Though the program started in Philadelphia, the national AOH has adopted the Hibernian Hunger Project as an official AOH charity and it’s quickly spreading across the country from one division to the next.

It’s easy to see why. With Irish music blaring from a portable CD player, the volunteers, bustling in assembly lines, still took time to chat with their neighbors, laugh, and joke. It’s a little like a party–one of the ones that take place mostly in the kitchen.

“This is always a real feel-good kind of day,” said Donna Donnelly, Philadelphia County co-chairman of the organization, who was doing a lot of bustling herself. “But this was amazing. We had members, kids from local high schools, other volunteers. We’ve never been done this early.”

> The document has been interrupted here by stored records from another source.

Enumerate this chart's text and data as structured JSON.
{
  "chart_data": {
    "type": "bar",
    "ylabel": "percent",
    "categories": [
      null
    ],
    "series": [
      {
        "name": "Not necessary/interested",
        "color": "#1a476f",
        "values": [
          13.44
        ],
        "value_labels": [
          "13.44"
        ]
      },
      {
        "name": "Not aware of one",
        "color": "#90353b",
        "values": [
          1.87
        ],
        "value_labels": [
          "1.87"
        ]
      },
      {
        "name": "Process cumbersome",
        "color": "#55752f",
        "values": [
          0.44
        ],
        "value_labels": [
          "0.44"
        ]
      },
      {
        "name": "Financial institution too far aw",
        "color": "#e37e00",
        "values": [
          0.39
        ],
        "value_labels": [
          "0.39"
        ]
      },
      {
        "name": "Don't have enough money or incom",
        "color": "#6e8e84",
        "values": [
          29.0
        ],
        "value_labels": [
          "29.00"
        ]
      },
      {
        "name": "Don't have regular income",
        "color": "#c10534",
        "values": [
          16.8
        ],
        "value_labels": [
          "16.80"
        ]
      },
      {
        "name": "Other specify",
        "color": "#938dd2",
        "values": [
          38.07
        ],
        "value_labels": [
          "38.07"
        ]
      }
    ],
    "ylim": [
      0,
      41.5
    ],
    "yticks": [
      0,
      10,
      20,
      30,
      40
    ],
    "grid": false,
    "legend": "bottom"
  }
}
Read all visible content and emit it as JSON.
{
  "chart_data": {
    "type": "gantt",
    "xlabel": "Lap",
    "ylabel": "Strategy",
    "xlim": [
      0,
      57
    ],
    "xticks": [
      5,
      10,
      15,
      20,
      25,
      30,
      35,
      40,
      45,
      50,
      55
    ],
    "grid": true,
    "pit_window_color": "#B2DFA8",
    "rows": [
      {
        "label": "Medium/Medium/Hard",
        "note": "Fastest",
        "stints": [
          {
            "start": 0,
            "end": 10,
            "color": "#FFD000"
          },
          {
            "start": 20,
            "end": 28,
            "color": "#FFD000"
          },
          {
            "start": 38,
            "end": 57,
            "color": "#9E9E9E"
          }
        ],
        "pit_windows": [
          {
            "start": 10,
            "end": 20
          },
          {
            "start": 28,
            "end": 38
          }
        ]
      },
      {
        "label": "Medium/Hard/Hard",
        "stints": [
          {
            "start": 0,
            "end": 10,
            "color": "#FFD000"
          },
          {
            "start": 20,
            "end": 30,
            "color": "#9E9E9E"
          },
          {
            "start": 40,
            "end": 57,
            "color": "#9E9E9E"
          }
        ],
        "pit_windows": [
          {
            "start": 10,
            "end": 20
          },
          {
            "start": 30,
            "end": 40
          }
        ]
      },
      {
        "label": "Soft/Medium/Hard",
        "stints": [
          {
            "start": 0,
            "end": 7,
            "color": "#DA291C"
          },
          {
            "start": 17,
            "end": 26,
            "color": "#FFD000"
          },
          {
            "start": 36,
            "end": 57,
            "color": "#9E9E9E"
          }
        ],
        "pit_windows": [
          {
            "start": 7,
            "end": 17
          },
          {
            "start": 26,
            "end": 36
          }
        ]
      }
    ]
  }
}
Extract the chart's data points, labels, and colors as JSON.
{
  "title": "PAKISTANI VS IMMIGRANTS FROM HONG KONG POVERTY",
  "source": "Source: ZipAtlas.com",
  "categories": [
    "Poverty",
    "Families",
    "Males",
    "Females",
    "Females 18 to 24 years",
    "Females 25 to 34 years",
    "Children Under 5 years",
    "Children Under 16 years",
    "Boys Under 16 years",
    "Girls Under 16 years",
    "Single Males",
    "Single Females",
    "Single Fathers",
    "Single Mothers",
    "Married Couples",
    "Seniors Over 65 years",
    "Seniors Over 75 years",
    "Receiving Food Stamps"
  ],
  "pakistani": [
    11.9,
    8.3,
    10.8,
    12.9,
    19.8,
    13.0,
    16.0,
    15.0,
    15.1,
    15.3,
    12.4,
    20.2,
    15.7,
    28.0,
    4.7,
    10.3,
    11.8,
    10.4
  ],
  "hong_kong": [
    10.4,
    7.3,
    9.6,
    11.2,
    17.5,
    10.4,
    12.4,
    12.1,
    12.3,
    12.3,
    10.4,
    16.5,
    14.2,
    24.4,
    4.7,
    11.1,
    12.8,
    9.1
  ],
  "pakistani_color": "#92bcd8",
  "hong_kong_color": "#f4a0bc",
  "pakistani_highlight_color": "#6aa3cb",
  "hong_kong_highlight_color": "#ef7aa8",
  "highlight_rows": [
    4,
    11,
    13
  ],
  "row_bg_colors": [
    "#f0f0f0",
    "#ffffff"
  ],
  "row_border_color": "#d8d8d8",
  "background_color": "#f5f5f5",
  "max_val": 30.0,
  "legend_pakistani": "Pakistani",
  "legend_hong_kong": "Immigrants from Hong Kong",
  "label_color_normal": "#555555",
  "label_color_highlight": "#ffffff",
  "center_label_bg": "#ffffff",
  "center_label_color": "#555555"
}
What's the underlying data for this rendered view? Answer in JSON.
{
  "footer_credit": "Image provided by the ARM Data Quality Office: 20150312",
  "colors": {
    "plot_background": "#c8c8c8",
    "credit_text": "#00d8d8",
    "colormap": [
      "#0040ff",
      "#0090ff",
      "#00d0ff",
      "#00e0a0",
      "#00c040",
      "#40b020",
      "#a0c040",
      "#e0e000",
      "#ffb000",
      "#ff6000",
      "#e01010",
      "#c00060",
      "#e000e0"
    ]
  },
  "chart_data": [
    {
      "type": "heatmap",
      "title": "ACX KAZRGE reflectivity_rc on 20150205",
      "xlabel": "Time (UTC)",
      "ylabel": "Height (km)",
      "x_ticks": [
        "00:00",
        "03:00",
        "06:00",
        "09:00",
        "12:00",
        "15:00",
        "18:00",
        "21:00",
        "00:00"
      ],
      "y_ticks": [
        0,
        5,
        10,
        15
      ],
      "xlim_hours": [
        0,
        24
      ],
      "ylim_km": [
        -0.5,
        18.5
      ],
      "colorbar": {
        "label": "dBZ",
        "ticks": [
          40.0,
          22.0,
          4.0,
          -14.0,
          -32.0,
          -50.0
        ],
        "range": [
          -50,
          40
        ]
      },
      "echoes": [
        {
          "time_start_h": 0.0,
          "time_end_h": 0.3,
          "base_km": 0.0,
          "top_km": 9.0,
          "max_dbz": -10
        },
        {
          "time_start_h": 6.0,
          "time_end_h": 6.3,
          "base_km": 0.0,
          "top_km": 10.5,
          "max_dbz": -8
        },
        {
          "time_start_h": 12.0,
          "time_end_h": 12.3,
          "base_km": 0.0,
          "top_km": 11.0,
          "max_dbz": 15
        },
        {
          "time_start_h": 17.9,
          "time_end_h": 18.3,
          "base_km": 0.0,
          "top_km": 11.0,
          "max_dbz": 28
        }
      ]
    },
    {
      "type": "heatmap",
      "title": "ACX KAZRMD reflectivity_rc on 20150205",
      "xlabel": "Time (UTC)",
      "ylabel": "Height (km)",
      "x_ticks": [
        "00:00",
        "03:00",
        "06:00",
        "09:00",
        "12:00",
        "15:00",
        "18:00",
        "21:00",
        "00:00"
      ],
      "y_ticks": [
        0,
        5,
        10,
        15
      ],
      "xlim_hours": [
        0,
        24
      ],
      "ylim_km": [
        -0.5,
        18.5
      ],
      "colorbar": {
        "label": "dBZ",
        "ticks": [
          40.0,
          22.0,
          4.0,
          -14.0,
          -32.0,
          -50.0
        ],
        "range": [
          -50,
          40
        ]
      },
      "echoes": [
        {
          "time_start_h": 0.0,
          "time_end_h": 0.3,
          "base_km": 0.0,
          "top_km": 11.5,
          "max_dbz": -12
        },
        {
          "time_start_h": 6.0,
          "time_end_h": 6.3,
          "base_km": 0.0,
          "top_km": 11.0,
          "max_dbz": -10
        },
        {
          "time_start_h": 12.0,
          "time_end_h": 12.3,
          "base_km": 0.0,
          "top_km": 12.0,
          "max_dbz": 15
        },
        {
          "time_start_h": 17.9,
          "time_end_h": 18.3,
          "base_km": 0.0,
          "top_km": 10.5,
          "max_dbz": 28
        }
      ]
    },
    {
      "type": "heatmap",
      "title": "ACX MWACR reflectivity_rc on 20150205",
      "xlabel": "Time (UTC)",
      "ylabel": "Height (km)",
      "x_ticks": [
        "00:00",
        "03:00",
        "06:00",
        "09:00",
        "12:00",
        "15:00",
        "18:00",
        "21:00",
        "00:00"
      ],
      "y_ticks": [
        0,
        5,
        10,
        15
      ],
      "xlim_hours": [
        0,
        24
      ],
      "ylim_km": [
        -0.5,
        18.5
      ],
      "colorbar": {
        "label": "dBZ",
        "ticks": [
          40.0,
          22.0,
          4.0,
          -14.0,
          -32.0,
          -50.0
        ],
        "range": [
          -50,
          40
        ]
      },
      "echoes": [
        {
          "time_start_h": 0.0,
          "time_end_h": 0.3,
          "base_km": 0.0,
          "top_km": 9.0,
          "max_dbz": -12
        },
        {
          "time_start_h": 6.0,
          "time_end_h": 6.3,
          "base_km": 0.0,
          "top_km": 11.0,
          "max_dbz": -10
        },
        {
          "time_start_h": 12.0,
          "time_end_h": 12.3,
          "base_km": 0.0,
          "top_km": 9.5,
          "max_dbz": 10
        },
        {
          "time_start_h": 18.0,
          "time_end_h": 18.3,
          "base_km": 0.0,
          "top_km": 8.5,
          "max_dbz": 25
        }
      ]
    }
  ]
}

The meatloaf, however, was done before the side dishes ran out, so an executive decision had to be made: The last meals would be light mac and cheese suppers with lots of peas. Then the clean-up. It only took a few minutes to whip off the tablecloths, yank the apple juice cans that raised the folding tables to waist-high for better prep, and fold the tables and put them away. Around noon, the volunteers started to drift away, 6,000 trays of food stocked neatly in a walk-in freezer. It was done. Till next year.